Un águila puede permitirse el lujo de aprender su oficio de sus padres para adaptarse mejor a las condiciones locales; en contraposición, un cuco debe construirlo todo basándose en el instinto porque nunca conocerá a sus padres.
De la misma manera que infravaloramos la medida en que el cerebro humano depende de los instintos, también hemos infravalorado generalmente la medida en que otros animales son capaces de aprender.
Por ejemplo, se ha demostrado que los abejorros aprenden a reunir néctar de diferentes tipos de flores por experiencia.
El hombre que ha demostrado esto, así cómo aprenden las babosas de mar, es Eric Kandel, Premio Nobel de Mecina en el 2000. Su interés se centra en las sinapsis entre neuronas, pues parece ser que el aprendizaje es una alteración de sus propiedades.
Kandel y sus colaboradores descubrieron que todos los cambios químicos relativos al aprendizaje se concentraban en una molécula llamada AMP cíclico.
En los años 1960 se crearon muchas moscas mutantes de la fruta a las que se les trataba de dar tareas sencillas que debían aprender. Dunce, por ejemplo, fue una mosca que era incapaz de aprender que a un determinado olor le seguía siempre un electrochoque.
Finalmente, se encontraron 17 mutaciones del aprendizaje en las moscas. Se descubrió que las moscas mutantes que eran incapaces de aprender tenían una serie de genes que no funcionaban que intervenían en la producción o la respuesta al AMP cíclico.
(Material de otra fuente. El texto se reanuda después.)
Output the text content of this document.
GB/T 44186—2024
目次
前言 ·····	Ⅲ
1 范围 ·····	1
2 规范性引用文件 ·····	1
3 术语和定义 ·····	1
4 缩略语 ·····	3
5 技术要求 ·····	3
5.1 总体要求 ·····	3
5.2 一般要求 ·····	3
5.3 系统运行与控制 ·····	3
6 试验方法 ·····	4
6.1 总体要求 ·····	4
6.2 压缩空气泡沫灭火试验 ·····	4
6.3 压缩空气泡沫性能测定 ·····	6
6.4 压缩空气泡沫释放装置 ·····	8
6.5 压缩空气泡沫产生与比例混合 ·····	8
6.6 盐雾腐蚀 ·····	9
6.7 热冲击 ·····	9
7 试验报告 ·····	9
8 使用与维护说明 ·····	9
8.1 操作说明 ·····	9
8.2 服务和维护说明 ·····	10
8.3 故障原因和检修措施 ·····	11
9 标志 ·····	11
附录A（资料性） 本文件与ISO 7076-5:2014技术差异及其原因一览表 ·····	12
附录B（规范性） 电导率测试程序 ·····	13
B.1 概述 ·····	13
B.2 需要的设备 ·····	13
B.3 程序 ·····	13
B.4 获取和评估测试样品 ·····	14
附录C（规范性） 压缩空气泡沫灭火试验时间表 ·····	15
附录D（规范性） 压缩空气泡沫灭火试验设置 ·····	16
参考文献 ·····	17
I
Dado que podían incapacitar a las moscas para que aprendieran, también se dedujo que se podría modificar o mejorar este aprendizaje. Eliminando el gen de la proteína llamada CREB, se creó por ejemplo una mosca que podía aprender pero no recordar lo que había aprendido: la lección se desvanecía pronto en su memoria.
También se creó una estirpe de moscas con memoria fotográfica. En una sola lección eran capaces de aprender lo que otras moscas tardaban diez lecciones.